Les centres de compétence en Région wallonne : fréquentation en hausse
La ministre wallonne de la Formation, Marie Arena (PS), et l'administrateur général du Forem, Jean-Pierre Mean, ont remis ce 19 mars les nouveaux certificats de labellisation aux Centres de compétence wallons pour la période 2007-2009. Cette remise venait un mois après réception par le gouvernement wallon d'une étude réalisée par Forem Formation et Deloitte & Touche sur ces mêmes centres de compétence, qui mettait en évidence un accroissement important de leur fréquentation.
Apparus en Wallonie au début des années 90, les centres de formation se distinguent par le fait qu'ils accueillent non seulement des demandeurs d'emploi, mais également des travailleurs, des étudiants et des enseignants (en « formation continuée »).
Outre la formation et l'insertion, ils remplissent des fonctions de veille sur l'évolution des métiers et des besoins de formation, ainsi que d'information et de sensibilisation sur les évolutions technologiques1.
Le réseau regroupe actuellement 23 centres spécialisés dans des domaines variés comme la construction, l'alimentaire, la logistique, le bois, le verre, la chimie, l'automobilisme, l'eau, etc.

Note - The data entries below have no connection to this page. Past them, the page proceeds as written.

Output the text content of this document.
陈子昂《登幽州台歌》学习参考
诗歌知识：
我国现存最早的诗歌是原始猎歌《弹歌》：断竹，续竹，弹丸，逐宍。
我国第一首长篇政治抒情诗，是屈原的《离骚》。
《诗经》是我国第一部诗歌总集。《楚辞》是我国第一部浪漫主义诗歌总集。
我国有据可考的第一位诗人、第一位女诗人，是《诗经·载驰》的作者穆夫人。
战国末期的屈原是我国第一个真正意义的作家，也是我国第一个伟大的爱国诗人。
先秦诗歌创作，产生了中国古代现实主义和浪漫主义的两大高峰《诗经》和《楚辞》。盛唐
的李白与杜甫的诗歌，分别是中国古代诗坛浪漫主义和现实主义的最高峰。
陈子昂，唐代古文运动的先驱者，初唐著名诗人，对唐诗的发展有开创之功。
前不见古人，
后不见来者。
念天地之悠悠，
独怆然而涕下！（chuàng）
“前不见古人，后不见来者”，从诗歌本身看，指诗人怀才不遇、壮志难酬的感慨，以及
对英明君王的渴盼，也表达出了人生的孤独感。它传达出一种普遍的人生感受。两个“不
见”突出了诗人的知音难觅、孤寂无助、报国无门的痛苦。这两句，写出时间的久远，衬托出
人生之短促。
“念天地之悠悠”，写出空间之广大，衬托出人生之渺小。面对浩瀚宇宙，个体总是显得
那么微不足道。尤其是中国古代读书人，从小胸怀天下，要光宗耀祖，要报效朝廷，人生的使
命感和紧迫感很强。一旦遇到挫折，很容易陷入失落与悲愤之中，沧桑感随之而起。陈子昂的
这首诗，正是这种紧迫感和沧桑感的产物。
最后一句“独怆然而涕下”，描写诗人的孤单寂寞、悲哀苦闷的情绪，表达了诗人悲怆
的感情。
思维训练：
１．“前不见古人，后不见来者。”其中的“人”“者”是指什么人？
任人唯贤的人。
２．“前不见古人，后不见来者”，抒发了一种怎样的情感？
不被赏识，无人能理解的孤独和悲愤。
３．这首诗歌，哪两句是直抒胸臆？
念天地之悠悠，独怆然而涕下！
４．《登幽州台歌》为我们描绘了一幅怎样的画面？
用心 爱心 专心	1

Résultant de partenariats financiers entre secteurs public (Région, Forem, Fonds structurels européens) et privé (Fonds sectoriels), les centres garantissent une formation sur des outils de pointe, proches de ceux utilisés en entreprise. Ils constituent un maillon central des politiques de « redressement wallon » prévues dans les Plan Marshall, Contrat d'avenir et autres Plans stratégiques transversaux...
75.000 personnes formées
En termes quantitatifs, les objectifs établis sont atteints : en 2006, le nombre d'heures de formation dispensées a augmenté de 12,7 % par rapport à l'année 2005 pour atteindre près de 3.600.000 heures. Une hausse qui est partiellement attribuable à l'augmentation du nombre de centres labellisés (18 en 2005, 23 en 2006), et qui se traduit logiquement par une augmentation du nombre de personnes formées dans les centres : près de 75.000 en 2006 (41 % de travailleurs ; 26 % d'enseignants ; 24 % de demandeurs d'emploi ; le solde étant constitué d'étudiants, apprentis et chefs d'entreprise).
Sur le plan qualitatif, le diagnostic pointe une relative faiblesse en matière de développement et de recherche d'outils pédagogiques (qui sont pourtant de leurs missions). La faiblesse est encore plus marquée en matière de formations à distance, qui devraient théoriquement remplir 20 % du cahier de labellisation. Ces chiffres sont loin d'être remplis, sauf pour les centres de technologie de l'information et de la communication qui, par nature, s'y prêtent mieux.
Quant aux recommandations, elles portent principalement sur un renforcement de l'ouverture des centres de compétence à l'enseignement (qui constitue d'ailleurs une des priorités du Plan d'actions prioritaires pour l'avenir wallon - dit « Plan Marshall »). Celle-ci devait être améliorée par des mesures entrées en vigueur cette année, au premier rang desquelles la prise en charge des frais de déplacement et de logement des écoles qui se rendent dans les centres.
Sur les 23 centres actuels, 16 ont vu leur labellisation reconduite par le gouvernement wallon jusqu'au 21 décembre 2009, 5 autres (dont 4 du Forem) voient leur labellisation reconduite pour la même durée, mais sous réserve d'un audit supplémentaire. Quant aux 2 derniers, ils sont trop récents pour avoir été audités par Deloitte & Touche et se voient donc reconduits pour une année à l'issue de laquelle une évaluation sera réalisée.
Avec les centres de technologie avancée, un réseau de 55 centres
En termes de perspectives, deux nouveaux centres dédiés l'un au tourisme (à Marche-en-Famenne) et l'autre au design (à Péronnes-lez-Binche) ouvriront leurs portes en 2008-2009. À ce réseau viendra se greffer dès cette année, une vingtaine (et trente à terme) de Centres de technologie avancée (CTA) que le Contrat pour l'école a prévu d'installer dans les écoles techniques et professionnelles de Wallonie et de Bruxelles.